By Noah
Rothman
Monday,
April 24, 2023
On March
22, 2022, the New York Times
Magazine published
a deep dive into what it called the “rise of the Tucker Carlson politician.”
The
piece took a despairing view of the curiosities emerging from the invisible
primary within the New Right, in which aspiring nationalist Republicans compete
for the support of broadcasters like Carlson and quixotic investors like Peter
Thiel. One of the two Carlson-style candidates profiled, Blake Masters, lost
his bid for U.S. Senate. But to hear his boosters tell it, Masters was a pawn
in a larger game and a victim of forces beyond his control.
In
his exit interview on Carlson’s Fox News Channel
program, Masters left it up to the viewers to decide whether Senate Minority
Leader Mitch McConnell withheld financial support from that race out of either
“malice” or “gross incompetence.” It could not have been that the polling of
that race leading up to the week before the election found that the incumbent
Democrat, Senator Mark Kelly, was much better
positioned to
win his reelection. It could not have been that the Senate landscape in 2022
was littered with similar charity cases, and Republican leaders and donor
groups were forced to triage resources. No, this had to have been done to
a figure Carlson had
deemed “the
future of the Republican Party.”
For his
part, the former Fox
host implied that,
between the institutional GOP’s behind-the-scenes incompetence and the liberal
establishment’s equally unseen command of the levers of control in this
country, the obstacles to his preferred political outcomes are difficult to
anticipate because they are so clandestine.
Given
the extent to which he has primed his audience to believe in the omnipotence of
the ill-defined forces arrayed against them, Carlson’s viewers might be tempted
to chalk up the summary cancellation of his show to those same forces. But the
sequence of events that produced this outcome was at least as transparent as
the last time a
prime-time Fox host lost
his No. 1–rated program following a costly settlement.
Last
week, Fox was ordered to fork over the astronomical sum of $787 million to just
one of the firms suing the outlet over allegedly defamatory statements on-air
talent made in support of the dubious election-fraud claims proffered by Donald
Trump in 2020. Carlson’s name was all over the
embarrassing documents that Dominion Voting Systems’ lawyers uncovered during the
discovery process. You can read all about
it if you’re
so inclined.
According
to the Los Angeles
Times, News
Corp chief Rupert Murdoch had become increasingly discomfited by
Carlson’s flirtation
with the claim that the January 6 riots were “provoked by government agents” and
his veiled allegation that one of the rioters was an FBI plant. But the final
straw was a conventional one:
Carlson’s exit is related to the discrimination lawsuit filed by Abby
Grossberg, the producer fired by the network last month, the people said.
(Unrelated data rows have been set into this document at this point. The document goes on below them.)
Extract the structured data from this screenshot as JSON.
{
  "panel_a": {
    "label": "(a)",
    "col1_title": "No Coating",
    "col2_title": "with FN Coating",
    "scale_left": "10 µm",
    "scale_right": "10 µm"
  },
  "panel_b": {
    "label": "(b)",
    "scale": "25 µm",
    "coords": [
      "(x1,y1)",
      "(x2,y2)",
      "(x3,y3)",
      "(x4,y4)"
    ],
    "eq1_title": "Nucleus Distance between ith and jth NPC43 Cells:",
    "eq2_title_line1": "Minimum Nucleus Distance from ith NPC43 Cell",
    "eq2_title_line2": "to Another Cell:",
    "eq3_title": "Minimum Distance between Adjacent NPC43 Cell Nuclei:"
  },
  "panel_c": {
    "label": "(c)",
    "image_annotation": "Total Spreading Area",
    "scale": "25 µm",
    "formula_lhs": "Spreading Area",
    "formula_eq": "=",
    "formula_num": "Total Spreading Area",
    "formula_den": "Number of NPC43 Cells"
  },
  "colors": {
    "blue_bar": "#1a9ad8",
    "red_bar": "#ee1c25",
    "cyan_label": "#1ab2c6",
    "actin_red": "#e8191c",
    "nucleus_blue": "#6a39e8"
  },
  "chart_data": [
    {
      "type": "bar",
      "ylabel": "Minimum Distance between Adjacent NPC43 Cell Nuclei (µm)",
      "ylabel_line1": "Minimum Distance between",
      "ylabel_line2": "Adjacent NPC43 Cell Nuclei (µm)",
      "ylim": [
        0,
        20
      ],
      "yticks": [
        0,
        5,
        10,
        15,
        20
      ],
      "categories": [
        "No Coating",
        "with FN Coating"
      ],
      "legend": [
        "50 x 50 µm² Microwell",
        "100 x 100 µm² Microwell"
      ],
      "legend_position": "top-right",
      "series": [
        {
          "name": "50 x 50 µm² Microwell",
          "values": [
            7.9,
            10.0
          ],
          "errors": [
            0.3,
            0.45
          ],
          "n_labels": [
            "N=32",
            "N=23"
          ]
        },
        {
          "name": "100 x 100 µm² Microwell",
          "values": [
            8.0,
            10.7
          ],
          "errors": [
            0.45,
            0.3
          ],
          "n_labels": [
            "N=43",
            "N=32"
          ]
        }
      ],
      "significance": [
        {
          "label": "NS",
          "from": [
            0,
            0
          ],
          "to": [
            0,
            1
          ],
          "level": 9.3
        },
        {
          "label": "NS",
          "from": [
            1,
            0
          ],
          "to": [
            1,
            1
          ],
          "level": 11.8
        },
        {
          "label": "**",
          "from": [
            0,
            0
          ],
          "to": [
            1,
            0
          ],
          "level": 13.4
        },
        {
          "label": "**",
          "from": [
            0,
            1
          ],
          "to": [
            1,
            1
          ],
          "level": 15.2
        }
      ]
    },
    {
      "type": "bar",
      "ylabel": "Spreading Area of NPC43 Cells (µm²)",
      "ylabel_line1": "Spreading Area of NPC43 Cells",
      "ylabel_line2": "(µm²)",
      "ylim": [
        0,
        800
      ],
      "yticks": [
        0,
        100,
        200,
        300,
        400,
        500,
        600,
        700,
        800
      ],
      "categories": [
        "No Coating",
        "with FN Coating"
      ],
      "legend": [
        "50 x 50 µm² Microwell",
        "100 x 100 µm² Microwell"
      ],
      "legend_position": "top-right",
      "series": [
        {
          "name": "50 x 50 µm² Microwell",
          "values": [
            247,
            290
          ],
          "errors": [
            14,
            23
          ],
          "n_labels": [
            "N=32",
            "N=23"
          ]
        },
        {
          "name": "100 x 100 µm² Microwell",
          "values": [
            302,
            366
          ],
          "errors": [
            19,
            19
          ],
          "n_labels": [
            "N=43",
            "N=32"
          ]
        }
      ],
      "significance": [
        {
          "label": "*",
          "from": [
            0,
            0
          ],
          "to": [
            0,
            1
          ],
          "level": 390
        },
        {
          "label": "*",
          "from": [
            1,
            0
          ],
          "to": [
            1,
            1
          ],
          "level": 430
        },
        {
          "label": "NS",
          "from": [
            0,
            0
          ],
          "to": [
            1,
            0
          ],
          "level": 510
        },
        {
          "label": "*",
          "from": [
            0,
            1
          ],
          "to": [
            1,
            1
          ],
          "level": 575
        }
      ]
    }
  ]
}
Carlson’s senior executive producer Justin Wells has also been terminated,
according to people familiar with the matter. A Fox News representative would
not comment.
“People
familiar with the situation who were not authorized to comment publicly said
the decision to fire Carlson came straight from Fox Corp. Chairman Rupert
Murdoch,” the L.A. Times added.
Fox’s
decision to cut its losses might have happened behind closed doors, but the
conduct that necessitated that decision was entirely out in the open. Moreover,
as keen observers like Commentary editor John Podhoretz observed, Murdoch has a habit of
pruning even
profitable enterprises within his business empire when they become legal liabilities.
No
shadowy cabal did this. This outcome didn’t occur as a result of the
machinations of some establishmentarian sect or well-heeled lobbying outfit.
These are the consequences that Carlson’s own actions inspired, and they are
owed only to best business practices. That might be a bitter pill to swallow
for those on the right who have recently become besotted with conspiratorial
thinking, but tough medicine is salutary, nonetheless.